Lawal is currently standing trial before a Federal High Court in Lagos for allegedly receiving $25m out of the $153m loot traced to a former Minister of Petroleum Resources, Diezani Alison-Madueke.

A source close to the panel said the former banker was invited as part of a probe into the investigative deficiencies of the EFCC under Magu.

He said Lawal was asked to testify without prejudice to his ongoing corruption trial.

It was learnt that while the former banker was giving his testimony, Magu walked into the venue at the Banquet Hall of the Presidential Villa around 12pm, three hours before he was scheduled to appear.

A top source said, “Lawal appeared before the panel to clarify some allegations he had made in the past against the EFCC some of which had been reported to the Office of the Attorney-General of the Federation. This was without prejudice to his ongoing corruption trial.

“However, Magu strolled in around 12pm even though he was expected to arrive at 3pm.

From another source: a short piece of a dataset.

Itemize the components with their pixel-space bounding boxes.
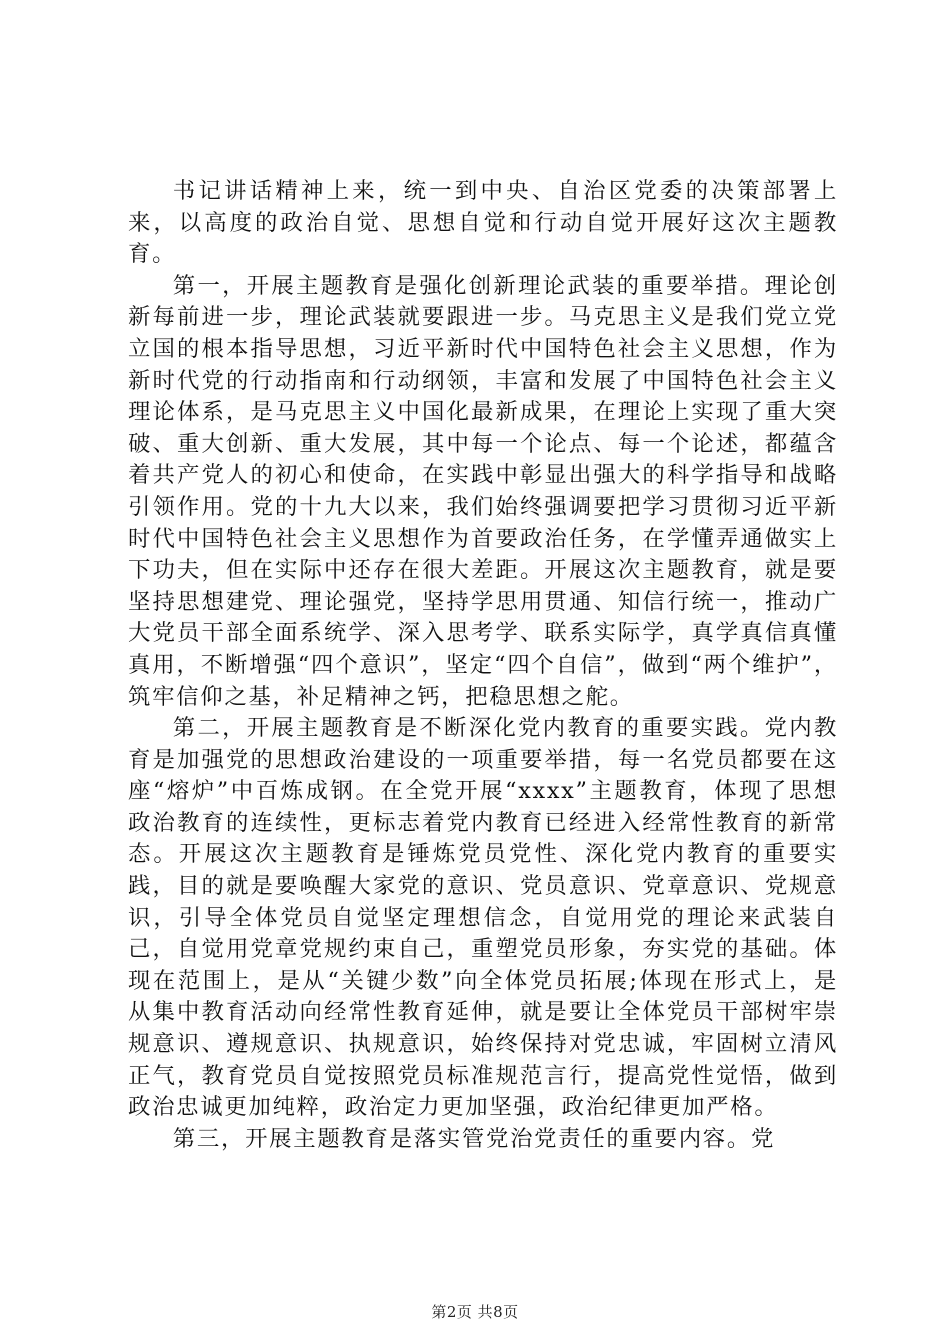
page-number-footer: 第2页 共8页 [431, 1303, 519, 1321]
paragraph-second-point: 第二，开展主题教育是不断深化党内教育的重要实践。党内教育是加强党的思想政治建设的一项重要举措，每一名党员都要在这座“熔炉”中百炼成钢。在全党开展“xxxx”主题教育，体现了思想政治教育的连续性，更标志着党内教育已经进入经常性教育的新常态。开展这次主题教育是锤炼党员党性、深化党内教育的重要实践，目的就是要唤醒大家党的意识、党员意识、党章意识、党规意识，引导全体党员自觉坚定理想信念，自觉用党的理论来武装自己，自觉用党章党规约束自己，重塑党员形象，夯实党的基础。体现在范围上，是从“关键少数”向全体党员拓展;体现在形式上，是从集中教育活动向经常性教育延伸，就是要让全体党员干部树牢崇规意识、遵规意识、执规意识，始终保持对党忠诚，牢固树立清风正气，教育党员自觉按照党员标准规范言行，提高党性觉悟，做到政治忠诚更加纯粹，政治定力更加坚强，政治纪律更加严格。 [128, 715, 838, 1121]
paragraph-first-point: 第一，开展主题教育是强化创新理论武装的重要举措。理论创新每前进一步，理论武装就要跟进一步。马克思主义是我们党立党立国的根本指导思想，习近平新时代中国特色社会主义思想，作为新时代党的行动指南和行动纲领，丰富和发展了中国特色社会主义理论体系，是马克思主义中国化最新成果，在理论上实现了重大突破、重大创新、重大发展，其中每一个论点、每一个论述，都蕴含着共产党人的初心和使命，在实践中彰显出强大的科学指导和战略引领作用。党的十九大以来，我们始终强调要把学习贯彻习近平新时代中国特色社会主义思想作为首要政治任务，在学懂弄通做实上下功夫，但在实际中还存在很大差距。开展这次主题教育，就是要坚持思想建党、理论强党，坚持学思用贯通、知信行统一，推动广大党员干部全面系统学、深入思考学、联系实际学，真学真信真懂真用，不断增强“四个意识”，坚定“四个自信”，做到“两个维护”，筑牢信仰之基，补足精神之钙，把稳思想之舵。 [128, 272, 838, 710]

The panel members were initially reluctant to let Magu witness the hearing but he pleaded and was permitted to do so.”

Lawal, however, repeated the allegations he made against the EFCC in a counter-affidavit he filed before Justice Muslim Hassan of a Federal High Court in 2017.

The EFCC had frozen Lawal’s accounts and applied for the permanent forfeiture of his funds which the ex-banker challenged.

In a counter-affidavit he deposed to which formed the basis for his invitation by the panel, Lawal said the EFCC detained him for 11 days in 2016 and promised to release him only on the condition that he return some funds.

On how he received the $25m, Lawal said he received a call from a friend, Stanley Lawson, March 2015 to help collect the money, which he subsequently paid into an account provided for him.

 “I had no idea of the origin of the said funds and only acted in the course of normal banking business,” he said.

The former banker said the EFCC allegedly compelled him to provide funds he never received.

Lawal said in the affidavit, “Having been invited and subsequently detained in Lagos for 11 consecutive days and without access to members of my immediate family, the EFCC investigators kept suggesting and insisting that there was a shortfall of $40m, which I had yet to account for.

“They were alleging that I had in fact taken $65m as opposed to the $25m, which I stated that I had received. The EFCC investigators interrogating me made it clear that the only way that I could/would leave detention is if I made their suggested shortfall available to them.

“Because I never had this EFCC invented $40m to give, I had to use my personal connections to source for and raise about 50 per cent of the said amount while I was in detention. I managed to borrow some of the money from the bank where I am an executive director and surrendered it to the EFCC through my legal counsel and was eventually released from detention on May 20, 2016.

“Consequently, in a three-week period between May 13 and June 6, 2016, I was made to surrender to the EFCC Recovery Account at the Central Bank of Nigeria the total sum of N9.08bn.”